Critical speed-up vs critical slow-down: a new kind of relaxation oscillation with application to stick-slip phenomena

TL;DR

This paper introduces a new type of relaxation oscillation observed in stick-slip phenomena, characterized by a speed-up before transition, differing from traditional critical slowing-down, supported by asymptotic analysis and numerical simulations.

Contribution

It identifies and explains a novel relaxation oscillation mechanism with a finite-time singularity, contrasting standard models with an attracting slow manifold.

Findings

Fast and slow steps in dynamics for large parameters

Slow manifold is always attracting, with a finite-time singularity causing transition

System response shows speed-up before transition, unlike critical slowing-down

Abstract

The equations for the sliding of a single block driven by an elastic force show numerically a fast and a slow step in their dynamics when a dimensionless parameter is very large, a limit pertinent for many applications. An asymptotic analysis of the solutions explains well the two sharply different steps of the stick-slip dynamics. The stick (slow) part takes place along a slow manifold in the phase space.
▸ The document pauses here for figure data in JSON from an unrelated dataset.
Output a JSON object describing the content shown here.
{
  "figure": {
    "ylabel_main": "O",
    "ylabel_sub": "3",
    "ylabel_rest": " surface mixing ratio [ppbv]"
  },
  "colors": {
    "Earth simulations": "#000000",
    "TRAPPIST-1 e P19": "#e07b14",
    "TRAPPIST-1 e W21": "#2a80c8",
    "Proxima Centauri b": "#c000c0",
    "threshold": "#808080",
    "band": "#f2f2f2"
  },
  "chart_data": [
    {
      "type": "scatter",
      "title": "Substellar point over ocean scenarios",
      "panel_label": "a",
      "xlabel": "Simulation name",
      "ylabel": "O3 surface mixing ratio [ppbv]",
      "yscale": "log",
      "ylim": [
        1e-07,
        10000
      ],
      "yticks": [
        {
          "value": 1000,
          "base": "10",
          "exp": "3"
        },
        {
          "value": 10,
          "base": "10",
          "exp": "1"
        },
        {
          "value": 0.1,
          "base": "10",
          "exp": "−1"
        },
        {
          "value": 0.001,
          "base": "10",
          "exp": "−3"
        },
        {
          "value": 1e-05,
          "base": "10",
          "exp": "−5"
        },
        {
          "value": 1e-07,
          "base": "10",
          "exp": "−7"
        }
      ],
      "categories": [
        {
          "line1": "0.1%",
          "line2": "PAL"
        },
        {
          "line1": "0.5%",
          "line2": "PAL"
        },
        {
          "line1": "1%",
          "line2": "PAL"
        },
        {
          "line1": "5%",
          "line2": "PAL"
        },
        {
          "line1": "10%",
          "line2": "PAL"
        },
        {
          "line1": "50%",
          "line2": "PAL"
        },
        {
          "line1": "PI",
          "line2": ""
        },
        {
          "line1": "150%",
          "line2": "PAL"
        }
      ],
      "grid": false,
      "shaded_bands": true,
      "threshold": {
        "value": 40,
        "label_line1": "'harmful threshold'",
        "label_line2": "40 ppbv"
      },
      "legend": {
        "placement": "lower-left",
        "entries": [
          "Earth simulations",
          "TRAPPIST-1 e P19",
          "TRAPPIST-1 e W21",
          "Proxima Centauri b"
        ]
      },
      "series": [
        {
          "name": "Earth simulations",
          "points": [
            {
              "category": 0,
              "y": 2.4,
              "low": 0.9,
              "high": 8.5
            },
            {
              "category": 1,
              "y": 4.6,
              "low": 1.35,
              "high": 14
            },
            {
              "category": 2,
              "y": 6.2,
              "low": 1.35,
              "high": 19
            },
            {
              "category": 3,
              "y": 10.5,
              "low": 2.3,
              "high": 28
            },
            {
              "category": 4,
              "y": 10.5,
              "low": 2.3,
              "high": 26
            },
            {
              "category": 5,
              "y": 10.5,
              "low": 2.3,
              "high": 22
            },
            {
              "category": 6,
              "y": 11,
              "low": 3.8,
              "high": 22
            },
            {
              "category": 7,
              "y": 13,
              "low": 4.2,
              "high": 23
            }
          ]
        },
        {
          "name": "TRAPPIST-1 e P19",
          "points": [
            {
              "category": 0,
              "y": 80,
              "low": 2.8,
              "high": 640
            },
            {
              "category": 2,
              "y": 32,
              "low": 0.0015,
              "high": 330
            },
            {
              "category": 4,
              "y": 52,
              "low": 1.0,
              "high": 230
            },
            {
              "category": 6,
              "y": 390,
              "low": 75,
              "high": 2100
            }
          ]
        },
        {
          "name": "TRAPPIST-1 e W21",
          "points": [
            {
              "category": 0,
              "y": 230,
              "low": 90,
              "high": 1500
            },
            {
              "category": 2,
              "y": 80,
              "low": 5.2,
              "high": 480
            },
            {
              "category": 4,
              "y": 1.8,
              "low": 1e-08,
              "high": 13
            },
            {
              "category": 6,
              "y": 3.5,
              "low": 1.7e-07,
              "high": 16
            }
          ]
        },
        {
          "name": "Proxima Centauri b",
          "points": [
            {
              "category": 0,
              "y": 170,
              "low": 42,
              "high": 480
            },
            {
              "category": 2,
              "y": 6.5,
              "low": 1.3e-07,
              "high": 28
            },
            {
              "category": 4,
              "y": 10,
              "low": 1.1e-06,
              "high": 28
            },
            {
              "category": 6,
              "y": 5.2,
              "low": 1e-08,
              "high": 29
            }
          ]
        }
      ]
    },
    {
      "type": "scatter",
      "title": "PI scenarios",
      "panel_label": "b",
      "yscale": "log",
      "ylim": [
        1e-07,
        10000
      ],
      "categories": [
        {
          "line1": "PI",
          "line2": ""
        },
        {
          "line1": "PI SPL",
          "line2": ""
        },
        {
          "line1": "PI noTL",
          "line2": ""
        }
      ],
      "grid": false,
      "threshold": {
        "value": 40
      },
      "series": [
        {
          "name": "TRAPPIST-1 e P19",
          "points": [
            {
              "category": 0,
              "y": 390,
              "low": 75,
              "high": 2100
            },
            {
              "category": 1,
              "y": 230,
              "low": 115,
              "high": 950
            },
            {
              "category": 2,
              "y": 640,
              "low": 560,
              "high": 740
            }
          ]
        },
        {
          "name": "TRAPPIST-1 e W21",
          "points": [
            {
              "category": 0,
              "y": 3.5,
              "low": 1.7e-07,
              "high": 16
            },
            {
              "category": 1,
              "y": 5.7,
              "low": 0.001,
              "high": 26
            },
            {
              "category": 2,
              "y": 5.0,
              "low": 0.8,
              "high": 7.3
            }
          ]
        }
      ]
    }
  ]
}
But, in contrast with standard relaxation dynamics (of van der Pol type), the slow manifold is always formally attracting and the transition from slow to fast dynamics occurs because the slow dynamics has a finite time singularity breaking the assumption of slowness. This makes a new kind of relaxation oscillation. We show that the response of the stick-slip system to an external noise displays a progressive speed-up before the transition, in contrast with the well known critical slowing-down observed in the standard case.